Para ahli menggambarkan
revolusi Indonesia —yang berlangsung pada 1945-1950— sebagai keadaan yang
“multi kompleks”. Mengapa demikian? Kala itu, yang terjadi bukan hanya
dekolonisasi, melainkan juga revolusi yang penuh dengan tensi sosial dan
konflik politik di antara kelas-kelas sosial. Revolusi tidak hanya menyerap
energi yang sedemikian besar, namun juga sarat dengan romantisme.
Revolusi Indonesia dapat
dikatakan berkisar pada pilihan strategi perjuangan, apakah dengan memakai
jalan diplomasi atau pertempuran. Hanya ada dua pilihan; tidak ada pilihan
ketiga atau keempat. Para pendukung strategi perundingan diwakili oleh
pemerintah lewat empat orang tokoh kunci, yakni Presiden Soekarno, Wakil
Presiden Muhammad Hatta, Perdana Menteri Sutan Sjahrir, dan Menteri Pertahanan
Amir Sjarifuddin.
Di pihak lain, berdiri
para penyokong opsi merdeka 100% tanpa kompromi. Mereka tergabung dalam
Persatoean Perdjoeangan yang diawaki oleh Tan Malaka, Muhammad Yamin, Iwa Kusuma
Sumantri, dan para pemuda radikal, seperti Adam Malik, Soekarni, dan Chaerul
Saleh. Dengan memakai sejumlah pertimbangan —meski masih kontroversial,
Panglima Besar Jenderal Soedirman juga dapat dimasukkan sebagai pendukung
Persatoean Perdjoeangan.
Menurut pandangan
seorang pejuang revolusi; Soebadio Sastrosatomo; perbedaan pandangan antara
pemerintah Sjahrir dan Persatoean Perdjoeangan Tan Malaka adalah perbedaan ideologi.
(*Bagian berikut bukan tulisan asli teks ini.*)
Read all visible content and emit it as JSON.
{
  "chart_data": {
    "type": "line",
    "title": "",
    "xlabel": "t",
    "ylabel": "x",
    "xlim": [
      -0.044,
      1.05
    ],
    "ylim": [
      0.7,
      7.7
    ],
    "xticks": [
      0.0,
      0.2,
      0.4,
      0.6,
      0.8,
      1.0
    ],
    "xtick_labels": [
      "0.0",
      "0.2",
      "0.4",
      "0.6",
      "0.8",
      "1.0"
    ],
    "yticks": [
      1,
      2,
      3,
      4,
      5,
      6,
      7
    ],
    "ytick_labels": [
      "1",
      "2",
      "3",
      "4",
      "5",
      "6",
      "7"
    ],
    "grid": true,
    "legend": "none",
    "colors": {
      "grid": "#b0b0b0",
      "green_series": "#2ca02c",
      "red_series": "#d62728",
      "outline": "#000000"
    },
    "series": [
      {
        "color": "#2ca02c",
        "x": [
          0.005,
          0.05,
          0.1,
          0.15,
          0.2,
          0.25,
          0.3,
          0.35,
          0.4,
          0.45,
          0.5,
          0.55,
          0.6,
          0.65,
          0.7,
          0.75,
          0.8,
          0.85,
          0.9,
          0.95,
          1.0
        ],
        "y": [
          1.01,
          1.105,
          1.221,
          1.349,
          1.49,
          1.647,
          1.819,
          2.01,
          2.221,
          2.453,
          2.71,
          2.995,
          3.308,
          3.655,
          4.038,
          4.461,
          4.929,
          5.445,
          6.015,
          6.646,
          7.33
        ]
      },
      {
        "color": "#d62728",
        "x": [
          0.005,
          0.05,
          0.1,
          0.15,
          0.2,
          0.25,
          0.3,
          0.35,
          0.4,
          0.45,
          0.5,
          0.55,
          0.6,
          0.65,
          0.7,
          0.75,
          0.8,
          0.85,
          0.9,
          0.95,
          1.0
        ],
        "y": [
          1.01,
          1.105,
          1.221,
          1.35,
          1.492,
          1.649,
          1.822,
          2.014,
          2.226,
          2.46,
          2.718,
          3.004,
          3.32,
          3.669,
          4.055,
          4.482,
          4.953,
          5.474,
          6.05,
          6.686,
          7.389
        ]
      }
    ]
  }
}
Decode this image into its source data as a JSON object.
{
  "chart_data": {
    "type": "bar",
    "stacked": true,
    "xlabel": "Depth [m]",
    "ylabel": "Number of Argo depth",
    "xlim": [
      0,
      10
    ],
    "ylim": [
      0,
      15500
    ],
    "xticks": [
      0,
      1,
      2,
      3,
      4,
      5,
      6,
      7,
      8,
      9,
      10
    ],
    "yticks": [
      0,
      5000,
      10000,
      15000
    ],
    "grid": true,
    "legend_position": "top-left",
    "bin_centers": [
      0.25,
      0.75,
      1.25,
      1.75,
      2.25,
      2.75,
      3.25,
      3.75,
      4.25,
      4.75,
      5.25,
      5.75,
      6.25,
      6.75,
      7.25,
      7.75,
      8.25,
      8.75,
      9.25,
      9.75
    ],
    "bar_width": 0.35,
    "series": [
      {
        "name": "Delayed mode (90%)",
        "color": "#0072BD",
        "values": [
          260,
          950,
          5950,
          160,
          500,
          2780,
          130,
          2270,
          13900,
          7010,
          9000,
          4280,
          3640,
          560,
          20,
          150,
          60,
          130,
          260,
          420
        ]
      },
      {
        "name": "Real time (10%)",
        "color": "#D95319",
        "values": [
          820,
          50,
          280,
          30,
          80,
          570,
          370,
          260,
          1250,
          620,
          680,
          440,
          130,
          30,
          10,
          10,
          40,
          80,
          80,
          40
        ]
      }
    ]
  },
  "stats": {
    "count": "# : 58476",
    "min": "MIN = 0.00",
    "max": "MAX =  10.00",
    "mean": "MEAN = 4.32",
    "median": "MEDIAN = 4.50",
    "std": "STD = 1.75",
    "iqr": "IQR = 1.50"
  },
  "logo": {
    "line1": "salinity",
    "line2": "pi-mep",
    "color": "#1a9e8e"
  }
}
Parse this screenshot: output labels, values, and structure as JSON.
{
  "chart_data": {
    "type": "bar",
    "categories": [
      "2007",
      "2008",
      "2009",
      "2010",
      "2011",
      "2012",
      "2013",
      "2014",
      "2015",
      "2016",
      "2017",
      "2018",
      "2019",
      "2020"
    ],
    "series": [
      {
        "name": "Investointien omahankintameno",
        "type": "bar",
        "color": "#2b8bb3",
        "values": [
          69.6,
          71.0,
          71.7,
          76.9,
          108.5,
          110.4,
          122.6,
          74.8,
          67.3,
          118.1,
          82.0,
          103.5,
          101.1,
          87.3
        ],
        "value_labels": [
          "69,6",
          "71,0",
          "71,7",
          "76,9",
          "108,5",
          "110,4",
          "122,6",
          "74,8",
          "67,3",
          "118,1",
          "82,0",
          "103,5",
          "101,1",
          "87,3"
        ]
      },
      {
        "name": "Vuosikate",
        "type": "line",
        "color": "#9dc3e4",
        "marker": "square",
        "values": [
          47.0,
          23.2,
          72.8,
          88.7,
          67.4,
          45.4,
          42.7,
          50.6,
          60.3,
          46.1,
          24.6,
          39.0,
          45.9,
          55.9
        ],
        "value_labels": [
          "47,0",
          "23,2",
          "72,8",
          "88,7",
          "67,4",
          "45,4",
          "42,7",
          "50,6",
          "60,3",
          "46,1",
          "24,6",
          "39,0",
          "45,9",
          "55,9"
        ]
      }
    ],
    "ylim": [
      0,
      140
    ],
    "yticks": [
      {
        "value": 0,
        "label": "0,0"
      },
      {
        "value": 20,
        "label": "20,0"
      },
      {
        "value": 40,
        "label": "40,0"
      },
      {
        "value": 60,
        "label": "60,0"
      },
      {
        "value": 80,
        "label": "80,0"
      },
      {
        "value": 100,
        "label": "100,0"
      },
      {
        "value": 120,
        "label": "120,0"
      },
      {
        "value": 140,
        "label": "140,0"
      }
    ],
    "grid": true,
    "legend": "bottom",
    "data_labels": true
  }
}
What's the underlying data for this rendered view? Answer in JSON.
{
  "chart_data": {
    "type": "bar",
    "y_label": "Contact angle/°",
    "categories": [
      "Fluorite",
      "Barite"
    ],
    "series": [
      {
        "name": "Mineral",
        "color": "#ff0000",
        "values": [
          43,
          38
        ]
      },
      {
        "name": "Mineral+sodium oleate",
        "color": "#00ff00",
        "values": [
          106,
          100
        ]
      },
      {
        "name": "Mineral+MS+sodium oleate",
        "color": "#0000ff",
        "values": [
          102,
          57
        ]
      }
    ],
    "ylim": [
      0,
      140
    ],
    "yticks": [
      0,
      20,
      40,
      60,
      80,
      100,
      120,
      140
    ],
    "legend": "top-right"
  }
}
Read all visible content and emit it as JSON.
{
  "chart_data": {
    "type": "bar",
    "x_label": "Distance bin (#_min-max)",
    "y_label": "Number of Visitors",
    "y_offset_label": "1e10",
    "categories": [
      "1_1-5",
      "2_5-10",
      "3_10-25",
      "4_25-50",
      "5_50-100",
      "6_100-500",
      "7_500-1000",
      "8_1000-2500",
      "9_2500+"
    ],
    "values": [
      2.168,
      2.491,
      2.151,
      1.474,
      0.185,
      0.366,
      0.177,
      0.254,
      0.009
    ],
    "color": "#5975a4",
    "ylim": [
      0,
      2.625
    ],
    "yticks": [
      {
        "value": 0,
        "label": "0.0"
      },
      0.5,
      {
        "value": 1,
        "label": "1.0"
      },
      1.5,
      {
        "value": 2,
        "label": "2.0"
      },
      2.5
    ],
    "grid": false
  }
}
Pemerintahan Sjahrir —yang didukung penuh oleh orang-orang sosialis, umumnya
berpaham Marxisme-Leninisme. Sementara itu, Tan Malaka dan Persatoean
Perdjoeangan-nya cenderung mengikuti paham perjuangan Trotski yang menganut
revolusi permanen.
Bagi Tan Malaka, keempat
tokoh politik terkemuka saat itu; Soekarno, Hatta, Amir Sjarifuddin, dan Sutan
Sjahrir; tidak lebih dari sekelompok “borjuis kecil”. Mereka terlalu lunak,
sampai-sampai mau berunding dengan musuh —yang oleh Tan Malaka dibahasakan
sebagai “berunding dengan maling di dalam rumah”. Sebuah ungkapan yang sinis,
tapi sayangnya benar.
Senada dengan ini, surat
kabar “Merdeka” (Jakarta) edisi 8 Oktober 1945 menurunkan sebuah karangan
berisi pengandaian yang dengan sangat tepat menggambarkan keinginan sebagian
besar rakyat Indonesia waktu itu. Redaksi menulis, “Kita soedah kasih thalaq lima pada Belanda. Tidak moengkin maoe kembali
lagi. Kita soedah kawin djiwa dengan Iboe Pertiwi. Dan (kita) tidak perloe
tjari-tjari bini baroe lagi.”
Buku ini berusaha
menyigi salah satu bagian penting dalam kontestasi politik antara pemerintah
dan pihak oposisi itu, yakni Peristiwa 3 Juli 1946. Peristiwa yang dinamakan
sesuai dengan tanggal kejadiannya itu merupakan puncak dari konflik antara
pemerintah dan Persatoean Perdjoeangan —yang sebelumnya telah panas— karena
peristiwa penculikan Perdana Menteri Sutan Sjahrir, rapat raksasa kaum oposisi,
serta penahanan Tan Malaka dan kawan-kawan. Pada tanggal 3 Juli 1946 itu,
sekelompok tentara dan sipil mendatangi Presiden Soekarno dan mendesaknya untuk
menandatangani empat helai surat maklumat yang intinya adalah perombakan
struktur pemerintahan. Dalam bahasan tertentu, kejadian ini bisa dianggap
sebagai kudeta; kudeta pertama dalam sejarah Indonesia.
Ekses Peristiwa 3 Juli
1946 sangat hebat. Sejumlah tokoh yang dulunya dianggap sebagai pahlawan
kemerdekaan, dipenjarakan. Orang yang belum tentu bersalah —dalam hal ini Tan
Malaka, bahkan tidak diberi kesempatan membela diri dalam pengadilan yang sah.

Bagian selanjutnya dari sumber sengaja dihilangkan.